Question: When a plane dip circle is along a magnetic meridian, the period of oscillation of the dip needle is...

Question

When a plane dip circle is along a magnetic meridian, the period of oscillation of the dip needle is ${T_1}$ . When the plane of the dip circle is perpendicular to the magnetic meridian, the period of oscillation is ${T_2}$ . Then $\dfrac{{{T_1}}}{{{T_2}}}$ is: (Angle of dip $= {30^0}$ )
(A) $\sqrt 2$
(B) $1$
(C) $2$
(D) $\dfrac{1}{{\sqrt 3 }}$

Answer 1

Solution

To find the time period for the needle when it is in the horizontal plane and vertical plane we can use the corresponding time period formula. Given that in the first case the plane of the dip circle is along the magnetic meridian, therefore, we substitute the formula for a horizontal plane perpendicular to the magnetic moment. In the second case, the plane of the dip circle is perpendicular to the magnetic meridian therefore we need to substitute the formula for a vertical plane parallel to the magnetic moment.

Complete Step By Step Answer:
A dip circle is a device that is used to measure the angle of the dip.
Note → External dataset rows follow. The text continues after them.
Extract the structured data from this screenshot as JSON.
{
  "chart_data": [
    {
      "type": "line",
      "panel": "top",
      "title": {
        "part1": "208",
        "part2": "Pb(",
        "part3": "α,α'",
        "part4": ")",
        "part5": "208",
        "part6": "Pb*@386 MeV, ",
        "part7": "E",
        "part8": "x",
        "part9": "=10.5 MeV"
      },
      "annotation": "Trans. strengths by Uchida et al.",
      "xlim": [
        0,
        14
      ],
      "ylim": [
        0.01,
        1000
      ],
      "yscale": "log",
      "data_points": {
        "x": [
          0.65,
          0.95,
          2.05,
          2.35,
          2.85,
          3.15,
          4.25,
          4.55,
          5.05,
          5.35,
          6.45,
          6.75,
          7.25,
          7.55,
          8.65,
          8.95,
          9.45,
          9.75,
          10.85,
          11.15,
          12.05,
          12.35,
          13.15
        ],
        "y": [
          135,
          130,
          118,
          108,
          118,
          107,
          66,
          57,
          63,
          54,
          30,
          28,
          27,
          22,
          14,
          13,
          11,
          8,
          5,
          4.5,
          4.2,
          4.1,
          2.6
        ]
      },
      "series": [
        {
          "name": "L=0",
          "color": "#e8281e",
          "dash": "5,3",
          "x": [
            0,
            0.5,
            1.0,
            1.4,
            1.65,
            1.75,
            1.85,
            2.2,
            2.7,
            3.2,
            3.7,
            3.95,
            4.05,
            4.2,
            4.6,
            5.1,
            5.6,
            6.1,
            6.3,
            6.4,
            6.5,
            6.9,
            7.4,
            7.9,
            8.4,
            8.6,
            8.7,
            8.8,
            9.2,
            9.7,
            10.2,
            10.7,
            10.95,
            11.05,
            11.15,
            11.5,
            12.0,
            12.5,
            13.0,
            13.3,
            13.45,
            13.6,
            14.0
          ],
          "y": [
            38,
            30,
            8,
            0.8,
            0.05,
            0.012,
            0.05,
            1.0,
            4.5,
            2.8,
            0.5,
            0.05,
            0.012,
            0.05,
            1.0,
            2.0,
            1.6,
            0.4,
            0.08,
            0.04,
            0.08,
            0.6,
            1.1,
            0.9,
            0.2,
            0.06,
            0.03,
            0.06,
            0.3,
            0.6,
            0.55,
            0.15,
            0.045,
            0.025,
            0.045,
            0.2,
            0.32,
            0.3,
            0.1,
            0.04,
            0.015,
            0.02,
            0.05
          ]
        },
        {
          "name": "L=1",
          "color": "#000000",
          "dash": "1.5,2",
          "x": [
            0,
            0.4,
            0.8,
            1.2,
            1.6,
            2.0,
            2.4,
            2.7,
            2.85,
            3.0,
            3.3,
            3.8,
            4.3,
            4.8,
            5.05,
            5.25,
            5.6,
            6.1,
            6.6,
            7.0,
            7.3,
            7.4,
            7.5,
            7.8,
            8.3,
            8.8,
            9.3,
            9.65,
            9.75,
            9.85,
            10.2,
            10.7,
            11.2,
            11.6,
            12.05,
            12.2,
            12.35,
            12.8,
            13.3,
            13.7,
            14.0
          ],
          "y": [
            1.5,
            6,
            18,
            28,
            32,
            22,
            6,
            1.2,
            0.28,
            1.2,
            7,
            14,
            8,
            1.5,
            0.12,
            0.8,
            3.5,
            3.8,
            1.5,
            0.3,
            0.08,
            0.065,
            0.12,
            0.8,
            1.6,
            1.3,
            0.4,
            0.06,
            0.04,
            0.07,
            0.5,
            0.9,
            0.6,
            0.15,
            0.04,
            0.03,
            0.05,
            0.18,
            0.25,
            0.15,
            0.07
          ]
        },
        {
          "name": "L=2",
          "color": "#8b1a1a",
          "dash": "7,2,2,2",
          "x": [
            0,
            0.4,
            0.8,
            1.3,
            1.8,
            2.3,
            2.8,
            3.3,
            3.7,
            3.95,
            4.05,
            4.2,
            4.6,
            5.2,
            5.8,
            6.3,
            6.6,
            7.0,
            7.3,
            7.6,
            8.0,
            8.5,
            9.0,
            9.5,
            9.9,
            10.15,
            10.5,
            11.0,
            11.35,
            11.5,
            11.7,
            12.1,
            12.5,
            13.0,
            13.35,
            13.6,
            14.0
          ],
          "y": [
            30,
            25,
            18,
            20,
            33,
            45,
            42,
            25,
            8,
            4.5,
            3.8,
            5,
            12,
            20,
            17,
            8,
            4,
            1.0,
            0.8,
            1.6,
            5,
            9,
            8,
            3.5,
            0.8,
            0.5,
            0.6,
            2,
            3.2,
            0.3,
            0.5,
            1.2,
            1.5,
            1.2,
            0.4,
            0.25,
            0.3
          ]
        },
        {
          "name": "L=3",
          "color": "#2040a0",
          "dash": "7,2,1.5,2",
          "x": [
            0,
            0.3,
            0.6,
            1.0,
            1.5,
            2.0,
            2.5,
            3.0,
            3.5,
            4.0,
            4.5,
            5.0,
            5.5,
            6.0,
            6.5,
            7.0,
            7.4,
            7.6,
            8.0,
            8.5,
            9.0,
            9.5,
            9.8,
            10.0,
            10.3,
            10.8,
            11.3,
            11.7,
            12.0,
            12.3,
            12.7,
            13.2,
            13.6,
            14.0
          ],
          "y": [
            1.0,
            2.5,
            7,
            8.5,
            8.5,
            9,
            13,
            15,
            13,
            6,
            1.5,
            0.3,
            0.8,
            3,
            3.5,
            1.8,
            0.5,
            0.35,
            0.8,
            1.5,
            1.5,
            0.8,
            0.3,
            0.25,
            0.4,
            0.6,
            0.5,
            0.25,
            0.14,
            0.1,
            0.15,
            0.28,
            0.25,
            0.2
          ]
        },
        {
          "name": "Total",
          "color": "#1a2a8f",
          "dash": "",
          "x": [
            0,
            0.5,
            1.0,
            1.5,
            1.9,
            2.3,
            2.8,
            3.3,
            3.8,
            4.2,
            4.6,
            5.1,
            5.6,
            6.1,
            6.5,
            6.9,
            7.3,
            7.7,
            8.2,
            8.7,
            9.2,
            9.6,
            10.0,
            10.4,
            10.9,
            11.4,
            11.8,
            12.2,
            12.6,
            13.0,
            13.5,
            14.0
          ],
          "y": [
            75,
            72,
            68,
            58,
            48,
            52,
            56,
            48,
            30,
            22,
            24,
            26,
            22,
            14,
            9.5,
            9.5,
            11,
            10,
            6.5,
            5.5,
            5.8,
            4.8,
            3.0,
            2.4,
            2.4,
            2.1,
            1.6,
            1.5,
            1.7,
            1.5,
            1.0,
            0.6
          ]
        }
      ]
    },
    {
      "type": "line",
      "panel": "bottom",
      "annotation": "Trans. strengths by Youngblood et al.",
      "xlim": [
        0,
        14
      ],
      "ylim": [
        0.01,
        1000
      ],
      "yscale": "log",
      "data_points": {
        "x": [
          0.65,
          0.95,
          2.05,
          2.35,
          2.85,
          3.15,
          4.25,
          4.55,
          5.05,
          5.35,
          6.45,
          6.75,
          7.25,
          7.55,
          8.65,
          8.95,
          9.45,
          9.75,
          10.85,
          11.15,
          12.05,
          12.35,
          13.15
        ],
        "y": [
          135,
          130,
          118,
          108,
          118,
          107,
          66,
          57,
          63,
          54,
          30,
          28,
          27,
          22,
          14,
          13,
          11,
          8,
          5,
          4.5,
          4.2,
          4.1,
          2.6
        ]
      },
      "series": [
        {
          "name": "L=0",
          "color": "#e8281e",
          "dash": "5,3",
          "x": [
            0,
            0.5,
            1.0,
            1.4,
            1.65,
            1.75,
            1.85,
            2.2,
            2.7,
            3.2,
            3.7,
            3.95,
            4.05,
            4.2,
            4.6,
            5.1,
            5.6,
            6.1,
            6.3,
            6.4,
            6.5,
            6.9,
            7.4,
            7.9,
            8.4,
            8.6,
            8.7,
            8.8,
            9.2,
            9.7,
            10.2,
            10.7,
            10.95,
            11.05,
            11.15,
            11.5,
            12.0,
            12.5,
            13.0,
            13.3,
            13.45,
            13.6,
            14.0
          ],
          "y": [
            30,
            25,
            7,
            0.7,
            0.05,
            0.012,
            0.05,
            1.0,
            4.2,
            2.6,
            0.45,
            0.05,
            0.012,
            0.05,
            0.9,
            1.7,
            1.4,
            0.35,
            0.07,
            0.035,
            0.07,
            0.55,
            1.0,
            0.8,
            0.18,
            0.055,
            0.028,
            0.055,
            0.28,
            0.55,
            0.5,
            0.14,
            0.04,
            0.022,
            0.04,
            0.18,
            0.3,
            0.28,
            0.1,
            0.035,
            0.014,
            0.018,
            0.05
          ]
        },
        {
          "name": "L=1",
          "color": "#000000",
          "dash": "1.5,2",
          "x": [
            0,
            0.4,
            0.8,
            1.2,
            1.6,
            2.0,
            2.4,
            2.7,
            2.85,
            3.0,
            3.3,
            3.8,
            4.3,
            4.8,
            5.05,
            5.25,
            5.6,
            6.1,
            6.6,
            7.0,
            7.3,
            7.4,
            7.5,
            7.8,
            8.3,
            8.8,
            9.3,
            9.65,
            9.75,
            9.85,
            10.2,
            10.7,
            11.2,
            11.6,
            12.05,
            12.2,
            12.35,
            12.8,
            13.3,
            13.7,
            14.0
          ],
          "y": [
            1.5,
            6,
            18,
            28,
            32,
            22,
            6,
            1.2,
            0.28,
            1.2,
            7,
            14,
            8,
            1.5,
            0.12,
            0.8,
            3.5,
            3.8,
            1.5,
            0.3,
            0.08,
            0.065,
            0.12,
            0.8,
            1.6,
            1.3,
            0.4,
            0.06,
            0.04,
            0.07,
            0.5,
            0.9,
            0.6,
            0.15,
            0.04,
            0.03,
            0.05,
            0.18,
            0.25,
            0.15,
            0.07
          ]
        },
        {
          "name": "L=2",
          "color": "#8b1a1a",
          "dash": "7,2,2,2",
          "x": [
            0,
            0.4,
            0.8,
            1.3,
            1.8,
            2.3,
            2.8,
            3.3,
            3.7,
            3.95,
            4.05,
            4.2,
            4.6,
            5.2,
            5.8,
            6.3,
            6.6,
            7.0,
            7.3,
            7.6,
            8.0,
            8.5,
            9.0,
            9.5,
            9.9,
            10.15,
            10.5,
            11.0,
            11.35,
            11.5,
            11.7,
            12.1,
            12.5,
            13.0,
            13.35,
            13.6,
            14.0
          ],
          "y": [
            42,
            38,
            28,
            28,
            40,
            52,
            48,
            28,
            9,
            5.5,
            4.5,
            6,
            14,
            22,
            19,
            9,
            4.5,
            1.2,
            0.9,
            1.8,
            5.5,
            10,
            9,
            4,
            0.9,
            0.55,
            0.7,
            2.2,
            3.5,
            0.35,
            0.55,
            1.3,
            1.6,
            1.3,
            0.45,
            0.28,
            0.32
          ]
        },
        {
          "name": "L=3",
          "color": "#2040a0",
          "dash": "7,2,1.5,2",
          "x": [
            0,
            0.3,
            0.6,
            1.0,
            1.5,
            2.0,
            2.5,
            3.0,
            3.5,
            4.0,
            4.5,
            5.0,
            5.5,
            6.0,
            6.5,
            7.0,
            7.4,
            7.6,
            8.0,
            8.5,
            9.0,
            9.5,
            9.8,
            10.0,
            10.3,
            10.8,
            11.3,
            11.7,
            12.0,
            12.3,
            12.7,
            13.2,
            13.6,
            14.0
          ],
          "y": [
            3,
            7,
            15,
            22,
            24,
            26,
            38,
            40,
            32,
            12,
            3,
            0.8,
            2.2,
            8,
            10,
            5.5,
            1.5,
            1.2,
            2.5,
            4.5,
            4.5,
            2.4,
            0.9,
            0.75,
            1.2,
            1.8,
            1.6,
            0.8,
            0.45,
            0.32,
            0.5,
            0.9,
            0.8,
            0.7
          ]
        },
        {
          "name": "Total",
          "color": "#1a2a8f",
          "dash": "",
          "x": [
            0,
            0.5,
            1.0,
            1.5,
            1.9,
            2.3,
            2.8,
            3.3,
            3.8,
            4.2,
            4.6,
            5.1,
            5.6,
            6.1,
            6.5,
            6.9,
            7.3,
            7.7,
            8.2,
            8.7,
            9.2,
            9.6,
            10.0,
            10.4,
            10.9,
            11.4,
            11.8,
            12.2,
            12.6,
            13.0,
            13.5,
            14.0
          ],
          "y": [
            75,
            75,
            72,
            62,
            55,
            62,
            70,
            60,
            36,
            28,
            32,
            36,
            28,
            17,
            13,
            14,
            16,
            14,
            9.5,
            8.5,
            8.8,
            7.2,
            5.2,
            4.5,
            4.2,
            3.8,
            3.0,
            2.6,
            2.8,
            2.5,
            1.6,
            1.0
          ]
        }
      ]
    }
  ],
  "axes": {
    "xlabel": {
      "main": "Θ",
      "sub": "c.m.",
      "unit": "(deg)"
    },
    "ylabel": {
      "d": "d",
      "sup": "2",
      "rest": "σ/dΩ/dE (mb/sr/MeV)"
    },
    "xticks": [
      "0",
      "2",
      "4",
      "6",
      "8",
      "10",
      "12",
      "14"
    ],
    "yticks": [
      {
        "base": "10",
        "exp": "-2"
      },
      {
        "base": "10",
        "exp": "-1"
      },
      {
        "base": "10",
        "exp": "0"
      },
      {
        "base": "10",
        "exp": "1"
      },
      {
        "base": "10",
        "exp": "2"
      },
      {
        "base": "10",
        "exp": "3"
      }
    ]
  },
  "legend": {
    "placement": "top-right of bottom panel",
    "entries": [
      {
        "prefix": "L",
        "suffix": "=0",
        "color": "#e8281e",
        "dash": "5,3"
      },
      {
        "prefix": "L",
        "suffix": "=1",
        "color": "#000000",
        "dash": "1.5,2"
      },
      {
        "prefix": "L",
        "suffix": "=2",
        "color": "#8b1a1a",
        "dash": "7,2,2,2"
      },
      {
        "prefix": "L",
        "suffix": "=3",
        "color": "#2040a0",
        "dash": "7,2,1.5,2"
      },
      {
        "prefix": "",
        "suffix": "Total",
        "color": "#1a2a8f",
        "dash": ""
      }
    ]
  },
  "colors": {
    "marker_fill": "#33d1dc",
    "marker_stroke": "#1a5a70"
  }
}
This device consists of a vertical circular scale that is further divided into four quadrants.
Now the time period in the horizontal plane is,
$\Rightarrow {T_1} = 2\pi \sqrt {\dfrac{I}{{M{B_H}}}}$
The time period in the vertical plane is,
$\Rightarrow {T_2} = 2\pi \sqrt {\dfrac{I}{{M{B_V}}}}$
Here, $I$ is the moment of inertia
$M$ is said to be the magnetic moment of the needle
${B_H}$ and ${B_V}$ are the horizontal components and the vertical components from the magnetic field respectively.
We need to find the ratio of ${T_1}$ to ${T_2}$ . The relation between this ratio and the angle of dip is given by,
$\Rightarrow \dfrac{{{T_1}}}{{{T_2}}} = \tan \theta$
Here $\theta$ is the angle of the dip.
Angle of dip is given ${30^0}$ .
Substituting the formula and the value of the angle of dip we get,
$\Rightarrow \dfrac{{2\pi \sqrt {\dfrac{I}{{M{B_H}}}} }}{{2\pi \sqrt {\dfrac{I}{{M{B_V}}}} }} = \tan \theta$
Cancelling out the common terms,
$\Rightarrow \sqrt {\dfrac{I}{{M{B_H}}}} \times \sqrt {\dfrac{{M{B_V}}}{I}} = \tan \theta$
$\Rightarrow \dfrac{{{B_V}}}{{{B_H}}} = \tan \theta = \tan {30^0}$
$\therefore \dfrac{{{B_V}}}{{{B_H}}} = \dfrac{1}{{\sqrt 3 }}$
Therefore, the correct option is D.

Note:
The angle of dip is also called the magnetic dip. It is defined as the angle between which is made by the earth’s magnetic field lines with the horizontal. When the magnetic field points downwards then the angle of dip is said to be positive and if the magnetic field points towards upwards then the angle of dip is said to be negative.